I don't know! (laughs) I think our music is not for the big masses, so it will always remain the same. As long as we still have power over our interests and have ideas, we'll always play. It's hard to say how it will be in ten years!
But I doubt that we'll become far more famous or popular, because we're from Latvia, a small land which is from the far side of everything that's going on in the metal scene. If we were from a big country with many million[s of] people, that would be different. But being from where we are, it's not so easy, and I doubt we'll become as famous and requested by foreign fan base. We'll be there for those people who like our music, which may not be that many. But anyway, we're happy if they listen to our songs!
But to add something serious, too, I think we'll continue to do this, because the one thing is that people still don't know about the Baltic countries and Baltic people - Lithuanians, Latvians, Prussians, etc. We have this idea to spread it and let others know. So I think we'll continue to work in the same way that we're working now. This idea's still here and we'll work on it, as long as we've got good material and good songs coming out!
What about in the bigger picture - the general metal scene?
Iin the big picture, it seems like metal music is becoming degraded. It's like a stagnation. Nothing new has been going on for years, with the same thing being played again and again from various sites. Somehow I have this feeling that people are starting to become bored and need something new. I just don't know what it is!

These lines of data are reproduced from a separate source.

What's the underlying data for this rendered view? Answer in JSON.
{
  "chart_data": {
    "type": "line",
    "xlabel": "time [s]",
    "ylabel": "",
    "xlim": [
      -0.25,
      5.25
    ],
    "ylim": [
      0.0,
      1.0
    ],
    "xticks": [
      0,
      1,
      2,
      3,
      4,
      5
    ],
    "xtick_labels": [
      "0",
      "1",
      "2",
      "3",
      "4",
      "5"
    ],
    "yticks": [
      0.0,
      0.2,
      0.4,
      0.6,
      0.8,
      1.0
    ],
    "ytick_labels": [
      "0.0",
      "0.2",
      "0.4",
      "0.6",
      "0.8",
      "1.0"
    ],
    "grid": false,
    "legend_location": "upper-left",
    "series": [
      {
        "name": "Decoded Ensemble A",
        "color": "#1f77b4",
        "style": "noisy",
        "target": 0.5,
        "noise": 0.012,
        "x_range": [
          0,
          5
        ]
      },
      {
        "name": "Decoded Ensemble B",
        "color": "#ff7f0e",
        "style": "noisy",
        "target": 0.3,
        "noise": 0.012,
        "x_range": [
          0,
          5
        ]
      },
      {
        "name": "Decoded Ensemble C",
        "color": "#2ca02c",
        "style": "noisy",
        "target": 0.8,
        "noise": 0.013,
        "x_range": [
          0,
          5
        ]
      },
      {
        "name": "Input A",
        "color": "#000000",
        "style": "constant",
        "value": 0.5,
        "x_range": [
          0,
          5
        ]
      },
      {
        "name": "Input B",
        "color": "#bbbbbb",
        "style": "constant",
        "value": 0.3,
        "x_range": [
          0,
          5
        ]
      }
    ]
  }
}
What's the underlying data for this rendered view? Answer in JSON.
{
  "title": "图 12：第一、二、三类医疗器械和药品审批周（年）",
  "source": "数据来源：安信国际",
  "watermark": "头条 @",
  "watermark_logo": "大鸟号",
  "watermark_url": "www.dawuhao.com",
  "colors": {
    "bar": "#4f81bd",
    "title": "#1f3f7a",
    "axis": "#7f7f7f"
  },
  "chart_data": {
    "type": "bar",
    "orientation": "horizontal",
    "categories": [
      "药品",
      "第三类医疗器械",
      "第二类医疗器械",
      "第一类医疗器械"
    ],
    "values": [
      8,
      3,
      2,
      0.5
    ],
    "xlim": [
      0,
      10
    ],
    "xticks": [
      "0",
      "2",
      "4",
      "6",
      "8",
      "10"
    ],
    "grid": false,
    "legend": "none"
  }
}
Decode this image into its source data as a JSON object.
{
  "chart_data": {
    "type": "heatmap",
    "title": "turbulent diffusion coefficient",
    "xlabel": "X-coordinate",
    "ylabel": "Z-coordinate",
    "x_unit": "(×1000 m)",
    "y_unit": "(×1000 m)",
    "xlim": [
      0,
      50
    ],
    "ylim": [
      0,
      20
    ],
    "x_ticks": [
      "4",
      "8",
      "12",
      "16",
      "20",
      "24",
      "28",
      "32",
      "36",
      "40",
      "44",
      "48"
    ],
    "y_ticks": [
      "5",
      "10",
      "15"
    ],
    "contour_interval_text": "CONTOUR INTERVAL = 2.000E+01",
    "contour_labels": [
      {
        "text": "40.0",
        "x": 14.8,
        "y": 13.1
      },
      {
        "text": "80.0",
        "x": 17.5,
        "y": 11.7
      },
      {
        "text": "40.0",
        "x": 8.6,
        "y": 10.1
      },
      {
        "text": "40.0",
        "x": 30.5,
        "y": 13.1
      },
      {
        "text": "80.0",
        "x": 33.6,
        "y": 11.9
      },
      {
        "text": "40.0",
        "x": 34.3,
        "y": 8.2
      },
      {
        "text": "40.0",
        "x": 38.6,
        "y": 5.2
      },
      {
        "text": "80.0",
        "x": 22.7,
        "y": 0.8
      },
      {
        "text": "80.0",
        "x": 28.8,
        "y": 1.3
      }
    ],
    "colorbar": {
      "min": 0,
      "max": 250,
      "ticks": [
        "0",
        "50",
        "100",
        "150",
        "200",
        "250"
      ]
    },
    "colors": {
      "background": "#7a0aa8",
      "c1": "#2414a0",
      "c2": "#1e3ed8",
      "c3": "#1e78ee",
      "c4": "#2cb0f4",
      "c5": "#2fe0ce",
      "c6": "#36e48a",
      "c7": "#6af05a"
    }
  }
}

Metal today is not what it was. Today, it's like pop music, an almost commercial movement, and you can't scare anyone anymore with corpsepaint or zombies or whatever bands used to use to shock the mainstream. It's everywhere. Toung children listen to these bands and don't see them as the scary, loud bands that they were before. It's changed and is almost wearing out. I think that something new must come in and change this, but it's in the misty future.